En realidad, lo que está pasando ejemplifica a la perfección un asqueroso rasgo de mi carácter. Si la tuviese de frente en un bar, no pararía de mirarla pero jamás me acercaría, y si fuese ella quien se aproximara, el miedo me apartaría. Es por este motivo por el que siempre que me ocurre algo sorprendente en la vida es prácticamente un milagro, solamente cuando tenía que ser, cuando las circunstancias me colocan en encerronas inevitables, cuando realmente me enfrento a la verdad de que nadie puede ser feliz sin estas pequeñas tormentas.

Enfilo la segunda calle a la derecha pidiendo al cielo que ella no se meta por la primera. Después de recorrer cien metros, y quedarme un minuto plantado frente a la entrada del hotel donde trabajo, como no la veo, caigo derrotado, y entro en la recepción. Es imposible que alguien se pare a mirar los escaparates a esas horas, y mucho menos alguien que camina con esa determinación, pisando como si quisiera agujerear la acera. Los compañeros del turno de noche me saludan pero yo no les contesto, en mi cabeza resuenan campanas y bandas sonoras de películas románticas horteras. Doy media vuelta y salgo del hotel bajo la atónita mirada de mis compañeros, y justo cuando me dispongo no sé a qué, quizá a andar un poco hacia atrás como si lo hiciera hacia delante para echar una última ojeada sin miedo y sin ocultarme, antes de rendirme definitivamente, me la encuentro de frente.

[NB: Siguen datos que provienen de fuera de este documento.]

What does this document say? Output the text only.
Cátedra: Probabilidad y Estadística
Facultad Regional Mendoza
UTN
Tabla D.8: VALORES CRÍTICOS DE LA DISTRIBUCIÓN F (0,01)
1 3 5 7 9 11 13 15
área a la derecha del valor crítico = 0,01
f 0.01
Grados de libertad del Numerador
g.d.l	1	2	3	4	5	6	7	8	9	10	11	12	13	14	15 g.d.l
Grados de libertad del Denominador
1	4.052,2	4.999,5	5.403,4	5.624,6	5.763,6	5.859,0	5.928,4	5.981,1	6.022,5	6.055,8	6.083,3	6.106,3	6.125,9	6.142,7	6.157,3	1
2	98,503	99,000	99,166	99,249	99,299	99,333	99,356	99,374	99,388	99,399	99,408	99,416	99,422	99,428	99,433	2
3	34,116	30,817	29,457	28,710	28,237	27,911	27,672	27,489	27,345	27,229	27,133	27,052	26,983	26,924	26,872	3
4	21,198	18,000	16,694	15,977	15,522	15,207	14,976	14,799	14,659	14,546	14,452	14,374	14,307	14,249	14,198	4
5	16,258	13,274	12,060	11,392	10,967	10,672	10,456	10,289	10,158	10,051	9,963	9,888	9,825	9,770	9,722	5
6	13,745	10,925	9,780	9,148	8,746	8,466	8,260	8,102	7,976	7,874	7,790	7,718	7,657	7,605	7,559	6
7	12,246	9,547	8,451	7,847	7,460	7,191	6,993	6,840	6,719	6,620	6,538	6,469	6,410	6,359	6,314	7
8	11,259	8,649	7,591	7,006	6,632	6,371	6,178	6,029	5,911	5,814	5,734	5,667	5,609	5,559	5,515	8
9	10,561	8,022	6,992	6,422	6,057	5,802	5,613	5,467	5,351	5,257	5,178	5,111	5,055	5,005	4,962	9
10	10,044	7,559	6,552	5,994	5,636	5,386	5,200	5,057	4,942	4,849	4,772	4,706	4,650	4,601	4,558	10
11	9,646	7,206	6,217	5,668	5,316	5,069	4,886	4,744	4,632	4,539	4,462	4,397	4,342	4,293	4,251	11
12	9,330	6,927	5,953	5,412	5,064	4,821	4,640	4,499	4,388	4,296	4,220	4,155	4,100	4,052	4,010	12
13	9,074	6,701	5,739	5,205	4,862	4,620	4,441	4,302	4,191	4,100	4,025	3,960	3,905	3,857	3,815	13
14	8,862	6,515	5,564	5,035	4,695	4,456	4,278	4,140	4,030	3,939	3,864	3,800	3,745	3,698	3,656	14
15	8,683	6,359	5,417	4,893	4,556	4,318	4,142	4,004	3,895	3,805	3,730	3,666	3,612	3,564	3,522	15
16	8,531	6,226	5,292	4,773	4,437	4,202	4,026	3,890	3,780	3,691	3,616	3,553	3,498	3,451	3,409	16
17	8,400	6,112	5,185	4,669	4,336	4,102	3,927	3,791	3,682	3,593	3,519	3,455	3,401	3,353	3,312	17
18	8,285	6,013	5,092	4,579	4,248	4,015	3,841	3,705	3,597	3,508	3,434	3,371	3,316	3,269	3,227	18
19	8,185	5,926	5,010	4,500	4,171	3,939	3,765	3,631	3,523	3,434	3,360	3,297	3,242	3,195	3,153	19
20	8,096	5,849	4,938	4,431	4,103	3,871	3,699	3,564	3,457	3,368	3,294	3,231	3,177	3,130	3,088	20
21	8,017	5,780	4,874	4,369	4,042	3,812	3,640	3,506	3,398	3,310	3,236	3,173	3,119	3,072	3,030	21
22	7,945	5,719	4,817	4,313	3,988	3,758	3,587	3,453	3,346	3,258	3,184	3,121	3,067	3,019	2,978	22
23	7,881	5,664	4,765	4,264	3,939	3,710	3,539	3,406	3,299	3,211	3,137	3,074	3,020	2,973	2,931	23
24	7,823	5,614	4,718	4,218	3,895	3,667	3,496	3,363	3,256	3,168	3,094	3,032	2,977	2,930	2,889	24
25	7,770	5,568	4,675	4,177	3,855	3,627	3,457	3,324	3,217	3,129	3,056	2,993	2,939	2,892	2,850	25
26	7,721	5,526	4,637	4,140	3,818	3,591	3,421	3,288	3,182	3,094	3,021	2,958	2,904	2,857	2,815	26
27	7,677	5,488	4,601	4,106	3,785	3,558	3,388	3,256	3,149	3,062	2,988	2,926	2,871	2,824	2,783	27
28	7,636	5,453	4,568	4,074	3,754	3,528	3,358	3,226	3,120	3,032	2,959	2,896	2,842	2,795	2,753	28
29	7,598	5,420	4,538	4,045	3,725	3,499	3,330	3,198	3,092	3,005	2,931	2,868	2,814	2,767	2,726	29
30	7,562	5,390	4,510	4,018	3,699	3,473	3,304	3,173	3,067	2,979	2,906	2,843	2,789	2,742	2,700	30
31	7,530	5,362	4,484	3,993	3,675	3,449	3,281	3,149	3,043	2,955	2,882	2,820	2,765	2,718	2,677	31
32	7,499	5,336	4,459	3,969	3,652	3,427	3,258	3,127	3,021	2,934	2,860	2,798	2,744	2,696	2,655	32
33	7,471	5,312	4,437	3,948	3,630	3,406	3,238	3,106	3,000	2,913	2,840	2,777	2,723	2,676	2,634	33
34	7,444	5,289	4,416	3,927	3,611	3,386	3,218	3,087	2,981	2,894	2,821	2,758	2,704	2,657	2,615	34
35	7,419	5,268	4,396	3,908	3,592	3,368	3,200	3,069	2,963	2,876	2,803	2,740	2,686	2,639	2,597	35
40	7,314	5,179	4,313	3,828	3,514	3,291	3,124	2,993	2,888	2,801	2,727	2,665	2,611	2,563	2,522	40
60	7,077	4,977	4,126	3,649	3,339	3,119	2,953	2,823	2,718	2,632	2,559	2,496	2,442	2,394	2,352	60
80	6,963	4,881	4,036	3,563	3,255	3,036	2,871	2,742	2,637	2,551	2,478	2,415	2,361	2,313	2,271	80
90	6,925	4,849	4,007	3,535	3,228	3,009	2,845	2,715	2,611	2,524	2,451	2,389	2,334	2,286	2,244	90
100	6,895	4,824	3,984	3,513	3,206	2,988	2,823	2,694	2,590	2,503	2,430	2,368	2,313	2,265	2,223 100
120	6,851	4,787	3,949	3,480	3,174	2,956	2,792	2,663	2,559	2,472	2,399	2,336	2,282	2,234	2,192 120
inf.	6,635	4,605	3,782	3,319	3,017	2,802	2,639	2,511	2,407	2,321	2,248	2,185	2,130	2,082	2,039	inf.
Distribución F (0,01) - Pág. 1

Nuestras miradas se cruzan un instante. Lo que sucede, no sucede a cámara lenta como en una película, pero pondría la mano en el fuego al asegurar que algo le ha ha hecho disminuir el ritmo de sus pasos. Me mira menos de un segundo y baja la vista, pasa por mi lado, casi me roza y puedo olerla. Sin voluntad, me giro despacio y observo como se aleja contoneándose hasta desaparecer.

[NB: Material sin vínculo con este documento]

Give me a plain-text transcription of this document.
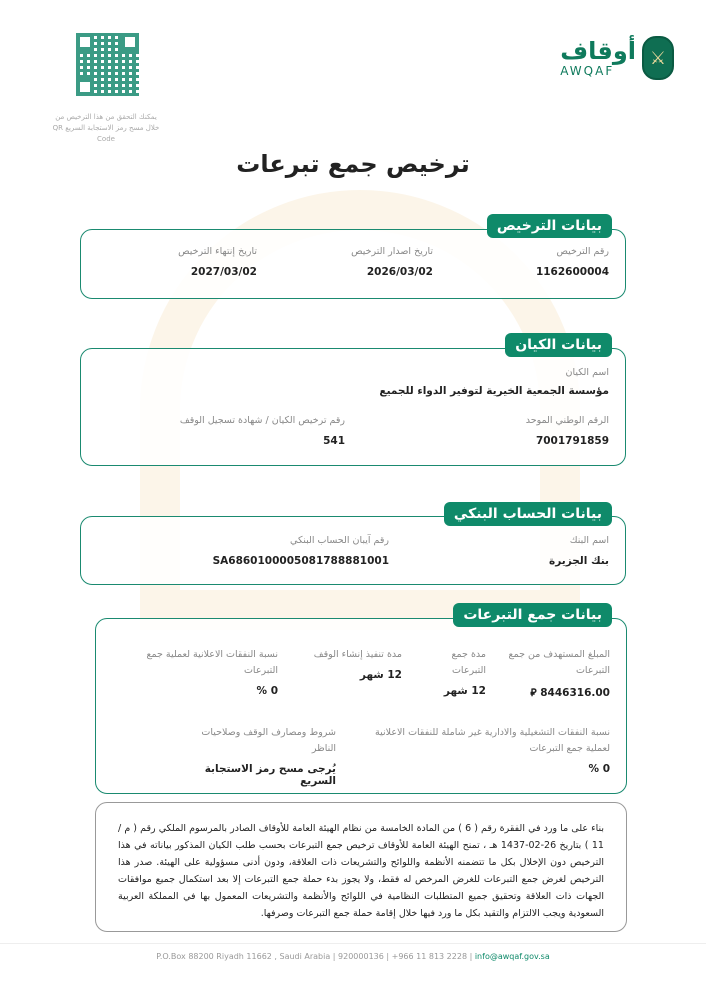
يمكنك التحقق من هذا الترخيص من خلال مسح رمز الاستجابة السريع QR Code
أوقاف
AWQAF
⚔
ترخيص جمع تبرعات
رقم الترخيص
1162600004
تاريخ اصدار الترخيص
2026/03/02
تاريخ إنتهاء الترخيص
2027/03/02
بيانات الترخيص
اسم الكيان
مؤسسة الجمعية الخيرية لتوفير الدواء للجميع
الرقم الوطني الموحد
7001791859
رقم ترخيص الكيان / شهادة تسجيل الوقف
541
بيانات الكيان
اسم البنك
بنك الجزيرة
رقم آيبان الحساب البنكي
SA6860100005081788881001
بيانات الحساب البنكي
المبلغ المستهدف من جمع التبرعات
8446316.00 ⃁
مدة جمع التبرعات
12 شهر
مدة تنفيذ إنشاء الوقف
12 شهر
نسبة النفقات الاعلانية لعملية جمع التبرعات
0 %
نسبة النفقات التشغيلية والادارية غير شاملة للنفقات الاعلانية لعملية جمع التبرعات
0 %
شروط ومصارف الوقف وصلاحيات الناظر
يُرجى مسح رمز الاستجابة السريع
بيانات جمع التبرعات
بناء على ما ورد في الفقرة رقم ( 6 ) من المادة الخامسة من نظام الهيئة العامة للأوقاف الصادر بالمرسوم الملكي رقم ( م / 11 ) بتاريخ 26-02-1437 هـ ، تمنح الهيئة العامة للأوقاف ترخيص جمع التبرعات بحسب طلب الكيان المذكور بياناته في هذا الترخيص دون الإخلال بكل ما تتضمنه الأنظمة واللوائح والتشريعات ذات العلاقة، ودون أدنى مسؤولية على الهيئة. صدر هذا الترخيص لغرض جمع التبرعات للغرض المرخص له فقط، ولا يجوز بدء حملة جمع التبرعات إلا بعد استكمال جميع موافقات الجهات ذات العلاقة وتحقيق جميع المتطلبات النظامية في اللوائح والأنظمة والتشريعات المعمول بها في المملكة العربية السعودية ويجب الالتزام والتقيد بكل ما ورد فيها خلال إقامة حملة جمع التبرعات وصرفها.
P.O.Box 88200 Riyadh 11662 , Saudi Arabia | 920000136 | +966 11 813 2228 | info@awqaf.gov.sa
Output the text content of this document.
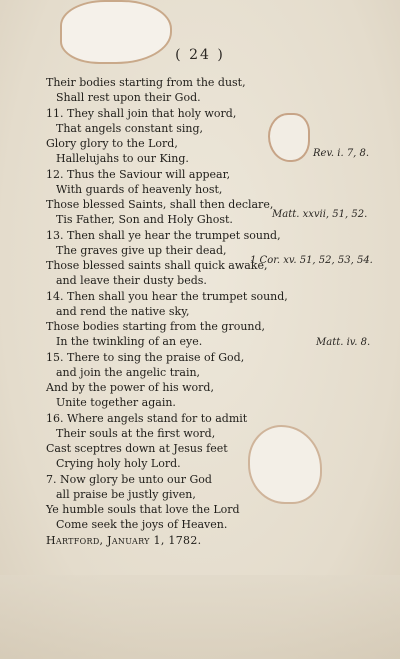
( 24 )
Their bodies starting from the dust,
Shall rest upon their God.
11. They shall join that holy word,
That angels constant sing,
Glory glory to the Lord,
Hallelujahs to our King.
12. Thus the Saviour will appear,
With guards of heavenly host,
Those blessed Saints, shall then declare,
Tis Father, Son and Holy Ghost.
13. Then shall ye hear the trumpet sound,
The graves give up their dead,
Those blessed saints shall quick awake,
and leave their dusty beds.
14. Then shall you hear the trumpet sound,
and rend the native sky,
Those bodies starting from the ground,
In the twinkling of an eye.
15. There to sing the praise of God,
and join the angelic train,
And by the power of his word,
Unite together again.
16. Where angels stand for to admit
Their souls at the first word,
Cast sceptres down at Jesus feet
Crying holy holy Lord.
7. Now glory be unto our God
all praise be justly given,
Ye humble souls that love the Lord
Come seek the joys of Heaven.
Hartford, January 1, 1782.
Rev. i. 7, 8.
Matt. xxvii, 51, 52.
1 Cor. xv. 51, 52, 53, 54.
Matt. iv. 8.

Mientras me pongo el ridículo uniforme del hotel, me consuelo pensando que alguien que desvía la mirada de esa manera ha tenido que sentir algo, y aunque me esté engañando, la fantasía me arranca una sonrisa. Hoy va a ser un buen día.

¿Qué probabilidad hay de cruzarse con la misma persona dos veces en la misma ciudad? ¿Cuántas veces nos cruzaremos los unos con los otros sin reparar en ello? Pues la verdad es que no lo sé, pero lo que si sé es que jamás me habría puesto a escribir este relato si éste fuera el final.

Es viernes. Salgo de trabajar y rechazo el único plan que me ofrecen. Quiero llegar a casa, pegarme una ducha y no moverme del sofá en todo el fin de semana. Al día siguiente, llevo a efecto mi plan. Termino de leer una novela, veo un par de pelis, contesto unos mails y buceo en el facebook. Cuando abro la nevera encuentro todo lo que quiero, pero se me ha antojado un plato de pasta con verduras y soja, y me falta este último ingrediente, así que bajo a los chinos que tengo debajo de casa.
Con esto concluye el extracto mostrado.